Seamless Alliance, announced at the ongoing Mobile World Congress in Barcelona, also includes global telcos Delta, OneWeb, Airbus, and Sprint.
Mid-air connectivity might soon be a reality in India.
Bharti Airtel, India’s leading telecom network, has joined a global alliance to bring high-speed in-flight data connectivity to its subscribers in India and abroad. Airtel is now a part of the Seamless Alliance that also includes global operators viz. Delta, OneWeb, Airbus, and Sprint.
The global in-flight connectivity alliance was unveiled at the ongoing Mobile World Congress in Barcelona. More operators are expected to join the partnership soon.
Their aim is to “eliminate the immense costs and hurdles commonly associated with acquisition, installation, and operation of data access infrastructure.” It is believed that the wider rollout of 5G will expedite the availability of in-flight internet.
Gopal Vittal, CEO (India and South Asia), Bharti Airtel, said in a statement, “We are delighted to be a founding member of this innovative technology platform to bring seamless connectivity to customers in the true sense. We look forward to collaborating with all partner members to ensure this platform goes live at the earliest.”
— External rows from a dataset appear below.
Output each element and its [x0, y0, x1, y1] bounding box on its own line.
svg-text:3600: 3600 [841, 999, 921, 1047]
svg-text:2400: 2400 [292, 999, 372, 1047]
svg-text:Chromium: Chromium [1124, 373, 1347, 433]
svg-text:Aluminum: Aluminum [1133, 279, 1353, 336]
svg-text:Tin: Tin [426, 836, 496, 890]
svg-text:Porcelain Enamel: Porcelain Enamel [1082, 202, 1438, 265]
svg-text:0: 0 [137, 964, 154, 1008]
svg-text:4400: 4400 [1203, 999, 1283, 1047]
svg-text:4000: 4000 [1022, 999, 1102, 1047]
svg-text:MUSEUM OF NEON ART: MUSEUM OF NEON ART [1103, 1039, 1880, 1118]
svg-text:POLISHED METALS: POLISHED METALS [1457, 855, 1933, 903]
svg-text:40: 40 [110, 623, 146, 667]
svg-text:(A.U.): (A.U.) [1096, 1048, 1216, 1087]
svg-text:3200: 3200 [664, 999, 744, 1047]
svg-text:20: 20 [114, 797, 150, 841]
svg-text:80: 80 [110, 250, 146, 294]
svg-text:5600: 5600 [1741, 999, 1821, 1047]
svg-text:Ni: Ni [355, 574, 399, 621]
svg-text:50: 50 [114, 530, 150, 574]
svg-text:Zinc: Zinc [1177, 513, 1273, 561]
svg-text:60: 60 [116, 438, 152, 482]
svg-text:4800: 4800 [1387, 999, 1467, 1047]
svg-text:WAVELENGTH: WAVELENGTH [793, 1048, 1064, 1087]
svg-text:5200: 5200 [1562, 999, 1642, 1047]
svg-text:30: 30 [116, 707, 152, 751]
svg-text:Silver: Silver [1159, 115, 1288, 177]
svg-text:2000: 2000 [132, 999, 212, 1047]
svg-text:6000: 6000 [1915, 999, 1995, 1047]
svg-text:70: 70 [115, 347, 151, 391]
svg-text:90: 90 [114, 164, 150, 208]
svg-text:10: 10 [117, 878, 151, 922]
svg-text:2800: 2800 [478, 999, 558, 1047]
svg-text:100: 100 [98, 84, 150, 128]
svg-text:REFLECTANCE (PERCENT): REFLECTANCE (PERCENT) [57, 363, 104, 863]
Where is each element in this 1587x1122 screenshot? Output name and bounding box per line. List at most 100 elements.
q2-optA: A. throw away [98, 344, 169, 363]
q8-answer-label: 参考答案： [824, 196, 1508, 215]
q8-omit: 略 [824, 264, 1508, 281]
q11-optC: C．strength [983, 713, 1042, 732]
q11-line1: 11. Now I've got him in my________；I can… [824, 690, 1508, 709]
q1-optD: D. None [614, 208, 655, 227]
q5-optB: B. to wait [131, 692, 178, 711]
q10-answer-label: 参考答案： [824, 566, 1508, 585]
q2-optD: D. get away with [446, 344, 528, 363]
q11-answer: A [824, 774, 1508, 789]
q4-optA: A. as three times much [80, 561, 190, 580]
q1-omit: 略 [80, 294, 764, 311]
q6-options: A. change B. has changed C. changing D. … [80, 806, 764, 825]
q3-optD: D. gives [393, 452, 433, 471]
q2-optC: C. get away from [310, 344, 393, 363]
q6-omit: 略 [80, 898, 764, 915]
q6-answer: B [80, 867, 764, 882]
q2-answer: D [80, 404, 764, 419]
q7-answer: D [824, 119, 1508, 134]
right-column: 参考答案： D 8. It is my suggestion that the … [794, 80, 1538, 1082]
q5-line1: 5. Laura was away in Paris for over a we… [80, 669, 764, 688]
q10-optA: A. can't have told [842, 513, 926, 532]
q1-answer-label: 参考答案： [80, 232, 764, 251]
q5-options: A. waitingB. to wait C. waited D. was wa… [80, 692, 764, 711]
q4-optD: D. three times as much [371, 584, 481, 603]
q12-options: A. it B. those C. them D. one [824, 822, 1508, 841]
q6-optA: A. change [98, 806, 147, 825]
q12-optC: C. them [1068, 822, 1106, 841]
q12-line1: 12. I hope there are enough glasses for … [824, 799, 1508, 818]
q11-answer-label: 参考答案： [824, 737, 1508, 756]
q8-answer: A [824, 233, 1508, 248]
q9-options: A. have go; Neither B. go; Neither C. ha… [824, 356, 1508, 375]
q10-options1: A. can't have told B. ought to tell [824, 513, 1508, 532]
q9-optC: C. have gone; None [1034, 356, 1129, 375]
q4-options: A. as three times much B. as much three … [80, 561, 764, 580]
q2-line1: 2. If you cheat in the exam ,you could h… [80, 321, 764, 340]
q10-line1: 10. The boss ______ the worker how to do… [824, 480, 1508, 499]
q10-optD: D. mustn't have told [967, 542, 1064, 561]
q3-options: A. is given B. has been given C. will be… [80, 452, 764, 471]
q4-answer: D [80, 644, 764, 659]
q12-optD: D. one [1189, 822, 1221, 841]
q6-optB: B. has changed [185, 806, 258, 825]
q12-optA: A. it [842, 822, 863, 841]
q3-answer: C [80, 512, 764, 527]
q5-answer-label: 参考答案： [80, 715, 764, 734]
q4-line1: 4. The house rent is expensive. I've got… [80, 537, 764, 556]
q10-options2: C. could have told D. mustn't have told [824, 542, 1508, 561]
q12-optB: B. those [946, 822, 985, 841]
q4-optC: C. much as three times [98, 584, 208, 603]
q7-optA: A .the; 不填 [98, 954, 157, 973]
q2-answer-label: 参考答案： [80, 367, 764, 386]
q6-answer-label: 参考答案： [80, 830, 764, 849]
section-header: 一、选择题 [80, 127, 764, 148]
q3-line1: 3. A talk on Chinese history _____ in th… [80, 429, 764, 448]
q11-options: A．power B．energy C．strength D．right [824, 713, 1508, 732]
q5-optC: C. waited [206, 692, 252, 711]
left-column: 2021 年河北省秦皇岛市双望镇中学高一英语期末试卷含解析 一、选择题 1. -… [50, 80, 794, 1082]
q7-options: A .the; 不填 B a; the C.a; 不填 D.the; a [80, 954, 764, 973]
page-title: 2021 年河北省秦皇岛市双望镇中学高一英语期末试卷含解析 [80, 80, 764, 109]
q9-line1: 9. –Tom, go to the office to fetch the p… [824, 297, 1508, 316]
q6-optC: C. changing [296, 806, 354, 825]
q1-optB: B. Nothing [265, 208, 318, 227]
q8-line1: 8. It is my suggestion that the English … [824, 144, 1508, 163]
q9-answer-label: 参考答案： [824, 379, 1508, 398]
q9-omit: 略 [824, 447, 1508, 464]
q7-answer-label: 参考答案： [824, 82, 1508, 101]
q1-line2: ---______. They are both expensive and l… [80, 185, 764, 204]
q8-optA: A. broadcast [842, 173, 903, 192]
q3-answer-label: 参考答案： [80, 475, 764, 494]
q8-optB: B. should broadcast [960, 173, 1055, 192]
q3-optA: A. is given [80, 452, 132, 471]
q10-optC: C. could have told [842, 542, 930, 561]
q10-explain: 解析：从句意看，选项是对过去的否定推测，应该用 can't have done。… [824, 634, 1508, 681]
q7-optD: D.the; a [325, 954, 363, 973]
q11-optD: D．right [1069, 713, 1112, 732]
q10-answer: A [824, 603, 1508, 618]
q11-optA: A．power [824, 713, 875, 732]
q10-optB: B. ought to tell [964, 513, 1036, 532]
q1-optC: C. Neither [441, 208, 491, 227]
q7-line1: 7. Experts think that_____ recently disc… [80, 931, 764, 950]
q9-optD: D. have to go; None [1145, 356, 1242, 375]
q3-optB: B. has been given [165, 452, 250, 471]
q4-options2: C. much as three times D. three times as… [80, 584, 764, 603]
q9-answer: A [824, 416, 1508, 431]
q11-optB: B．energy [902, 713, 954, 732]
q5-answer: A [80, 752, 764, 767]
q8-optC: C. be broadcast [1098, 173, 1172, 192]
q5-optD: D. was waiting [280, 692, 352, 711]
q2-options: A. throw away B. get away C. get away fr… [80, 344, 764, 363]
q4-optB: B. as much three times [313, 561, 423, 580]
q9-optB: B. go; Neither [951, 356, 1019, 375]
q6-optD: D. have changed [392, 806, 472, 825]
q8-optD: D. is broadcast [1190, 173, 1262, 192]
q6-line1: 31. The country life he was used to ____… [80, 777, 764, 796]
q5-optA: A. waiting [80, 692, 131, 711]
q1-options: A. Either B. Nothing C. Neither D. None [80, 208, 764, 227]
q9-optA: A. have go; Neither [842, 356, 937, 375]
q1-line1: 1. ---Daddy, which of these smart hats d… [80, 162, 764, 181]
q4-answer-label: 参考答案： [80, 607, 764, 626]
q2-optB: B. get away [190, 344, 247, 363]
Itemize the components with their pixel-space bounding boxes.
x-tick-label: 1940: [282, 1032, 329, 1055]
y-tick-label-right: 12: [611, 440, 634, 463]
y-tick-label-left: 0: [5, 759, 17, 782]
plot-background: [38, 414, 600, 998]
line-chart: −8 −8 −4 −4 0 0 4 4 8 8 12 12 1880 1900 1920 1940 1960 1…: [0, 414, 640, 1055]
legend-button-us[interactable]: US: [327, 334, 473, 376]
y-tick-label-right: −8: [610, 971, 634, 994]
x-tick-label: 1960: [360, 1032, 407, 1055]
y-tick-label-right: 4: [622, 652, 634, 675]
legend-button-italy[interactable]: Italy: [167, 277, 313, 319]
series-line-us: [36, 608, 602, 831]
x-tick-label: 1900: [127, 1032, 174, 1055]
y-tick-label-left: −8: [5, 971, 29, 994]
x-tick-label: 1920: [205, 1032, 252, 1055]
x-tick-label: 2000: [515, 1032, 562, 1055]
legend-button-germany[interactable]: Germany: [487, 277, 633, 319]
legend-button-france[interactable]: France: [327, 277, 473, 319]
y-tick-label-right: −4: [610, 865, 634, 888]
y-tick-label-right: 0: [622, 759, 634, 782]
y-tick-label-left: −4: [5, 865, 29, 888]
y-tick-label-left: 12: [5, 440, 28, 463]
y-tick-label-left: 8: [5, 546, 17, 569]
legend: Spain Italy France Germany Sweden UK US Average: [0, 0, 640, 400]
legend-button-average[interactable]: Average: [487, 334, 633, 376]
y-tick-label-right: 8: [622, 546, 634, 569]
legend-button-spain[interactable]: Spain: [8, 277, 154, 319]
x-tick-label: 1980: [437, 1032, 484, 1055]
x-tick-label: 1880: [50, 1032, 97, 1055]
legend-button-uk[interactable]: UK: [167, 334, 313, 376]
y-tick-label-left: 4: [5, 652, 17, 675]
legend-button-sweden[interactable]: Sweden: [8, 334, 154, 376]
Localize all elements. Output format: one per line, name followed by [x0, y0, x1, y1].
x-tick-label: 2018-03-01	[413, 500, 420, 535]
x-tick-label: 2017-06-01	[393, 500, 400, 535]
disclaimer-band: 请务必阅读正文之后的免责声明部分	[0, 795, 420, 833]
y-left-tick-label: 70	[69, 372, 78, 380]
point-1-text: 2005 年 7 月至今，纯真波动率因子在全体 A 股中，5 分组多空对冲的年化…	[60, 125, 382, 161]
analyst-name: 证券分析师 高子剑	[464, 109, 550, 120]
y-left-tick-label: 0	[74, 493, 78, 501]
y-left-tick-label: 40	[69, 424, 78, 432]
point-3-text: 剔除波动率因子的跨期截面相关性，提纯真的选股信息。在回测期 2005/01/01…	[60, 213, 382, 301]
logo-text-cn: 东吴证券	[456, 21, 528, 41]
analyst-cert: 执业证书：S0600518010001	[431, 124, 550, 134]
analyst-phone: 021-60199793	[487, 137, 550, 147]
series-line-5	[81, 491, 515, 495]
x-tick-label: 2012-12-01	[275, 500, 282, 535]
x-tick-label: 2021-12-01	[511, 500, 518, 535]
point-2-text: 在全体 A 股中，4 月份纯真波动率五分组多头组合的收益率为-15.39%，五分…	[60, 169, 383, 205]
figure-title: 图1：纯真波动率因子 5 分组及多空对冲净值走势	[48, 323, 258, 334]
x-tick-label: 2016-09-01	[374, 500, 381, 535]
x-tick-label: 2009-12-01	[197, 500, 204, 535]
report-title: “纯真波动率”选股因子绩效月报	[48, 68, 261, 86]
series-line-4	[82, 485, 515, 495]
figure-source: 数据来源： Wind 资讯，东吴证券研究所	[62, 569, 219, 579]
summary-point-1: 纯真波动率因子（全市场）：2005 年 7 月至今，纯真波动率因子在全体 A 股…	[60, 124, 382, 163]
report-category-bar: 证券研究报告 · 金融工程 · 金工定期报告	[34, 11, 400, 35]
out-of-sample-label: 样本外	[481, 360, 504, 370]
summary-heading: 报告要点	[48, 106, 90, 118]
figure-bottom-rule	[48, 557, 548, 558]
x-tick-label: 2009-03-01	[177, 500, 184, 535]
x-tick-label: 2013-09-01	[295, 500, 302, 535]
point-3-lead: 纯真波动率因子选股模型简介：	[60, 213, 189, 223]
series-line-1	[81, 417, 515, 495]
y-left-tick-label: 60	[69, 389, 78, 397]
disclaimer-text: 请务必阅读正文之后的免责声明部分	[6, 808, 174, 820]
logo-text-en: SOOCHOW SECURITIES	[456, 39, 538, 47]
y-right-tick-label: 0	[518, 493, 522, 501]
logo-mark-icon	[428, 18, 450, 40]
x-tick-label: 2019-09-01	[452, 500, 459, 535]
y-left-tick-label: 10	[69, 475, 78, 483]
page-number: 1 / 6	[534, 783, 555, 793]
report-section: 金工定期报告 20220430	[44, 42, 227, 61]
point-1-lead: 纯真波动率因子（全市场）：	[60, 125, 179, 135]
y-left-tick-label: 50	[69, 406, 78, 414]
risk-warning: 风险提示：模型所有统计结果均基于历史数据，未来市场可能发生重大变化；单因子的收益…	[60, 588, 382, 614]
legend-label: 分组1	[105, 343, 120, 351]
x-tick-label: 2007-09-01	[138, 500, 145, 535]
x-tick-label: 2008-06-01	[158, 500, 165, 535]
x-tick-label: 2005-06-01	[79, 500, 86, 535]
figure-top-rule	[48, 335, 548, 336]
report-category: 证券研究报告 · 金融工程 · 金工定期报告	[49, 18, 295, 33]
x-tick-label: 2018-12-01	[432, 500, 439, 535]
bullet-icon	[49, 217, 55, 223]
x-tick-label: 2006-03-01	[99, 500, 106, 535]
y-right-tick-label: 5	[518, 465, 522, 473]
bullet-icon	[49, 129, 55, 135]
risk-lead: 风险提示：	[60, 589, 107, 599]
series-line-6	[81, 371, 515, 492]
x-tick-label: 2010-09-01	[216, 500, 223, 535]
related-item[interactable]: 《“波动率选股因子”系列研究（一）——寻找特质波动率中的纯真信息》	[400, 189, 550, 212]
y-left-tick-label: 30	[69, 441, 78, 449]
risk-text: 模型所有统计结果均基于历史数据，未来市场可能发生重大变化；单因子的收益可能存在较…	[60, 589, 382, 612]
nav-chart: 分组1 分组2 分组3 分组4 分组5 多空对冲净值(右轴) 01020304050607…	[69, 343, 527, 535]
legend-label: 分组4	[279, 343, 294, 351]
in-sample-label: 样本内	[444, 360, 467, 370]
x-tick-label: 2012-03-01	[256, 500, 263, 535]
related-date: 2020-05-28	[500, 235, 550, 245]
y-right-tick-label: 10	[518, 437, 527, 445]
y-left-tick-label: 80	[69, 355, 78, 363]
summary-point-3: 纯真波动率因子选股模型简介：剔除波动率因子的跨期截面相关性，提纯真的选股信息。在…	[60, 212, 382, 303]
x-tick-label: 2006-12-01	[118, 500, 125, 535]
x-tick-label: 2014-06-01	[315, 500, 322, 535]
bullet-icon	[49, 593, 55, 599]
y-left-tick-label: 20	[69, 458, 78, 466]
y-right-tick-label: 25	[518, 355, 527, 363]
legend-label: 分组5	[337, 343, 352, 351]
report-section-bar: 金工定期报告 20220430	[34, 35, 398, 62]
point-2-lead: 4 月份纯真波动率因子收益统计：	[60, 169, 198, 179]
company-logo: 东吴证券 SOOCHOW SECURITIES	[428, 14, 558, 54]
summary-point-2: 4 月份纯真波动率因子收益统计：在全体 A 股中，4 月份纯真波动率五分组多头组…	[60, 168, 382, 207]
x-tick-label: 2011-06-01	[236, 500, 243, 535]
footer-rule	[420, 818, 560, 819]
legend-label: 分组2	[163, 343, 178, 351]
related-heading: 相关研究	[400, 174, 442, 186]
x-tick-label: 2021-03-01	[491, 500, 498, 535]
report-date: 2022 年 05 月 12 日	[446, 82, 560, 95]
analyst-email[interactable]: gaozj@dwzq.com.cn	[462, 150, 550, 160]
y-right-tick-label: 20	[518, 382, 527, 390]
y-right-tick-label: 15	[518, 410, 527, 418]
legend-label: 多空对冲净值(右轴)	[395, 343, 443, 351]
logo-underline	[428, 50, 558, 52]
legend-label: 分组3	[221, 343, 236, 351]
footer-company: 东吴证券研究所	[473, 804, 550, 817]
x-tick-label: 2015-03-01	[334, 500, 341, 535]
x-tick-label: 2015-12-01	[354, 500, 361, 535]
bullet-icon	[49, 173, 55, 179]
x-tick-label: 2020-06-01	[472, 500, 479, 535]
Airtel’s 370 million global subscribers, of which 280 million are in India, would get “uninterrupted access” to the in-flight data service.
Telcos in the Seamless Alliance would streamline system integration, offer open specifications for interoperability, and enable simple and integrated billing for the added service.
India’s stance on in-flight internet
India has in the past opposed in-flight internet citing security reasons. However, last month, TRAI announced that domestic and international flights in the Indian airspace can offer in-flight connectivity (IFC) by using INSAT systems or foreign satellites outside the INSAT system.
TRAI has, on the insistence of the Department of Telecom (DoT), released its recommendations on IFC in the Indian airspace and given a green signal to operators offering internet and mobile services inside aircrafts.
However, it has also mandated that all electronic devices have to be put on airplane or flight mode, and IFC would be available only above an altitude of 3,000 metres “for its compatibility with terrestrial mobile networks”.
TRAI also announced a separate category of “IFC Service Provider”. The service providers have to register themselves with the DoT before they start offering in-flight WiFi. The same framework would be applicable to all kinds of aircrafts such as commercial airlines, business jets, executive planes, etc.
Interestingly, TRAI has clarified that IFC service providers “need not necessarily be an Indian entity.” This essentially means Airtel might have to compete with global names in this segment. Any first-mover advantage thus, might be absent.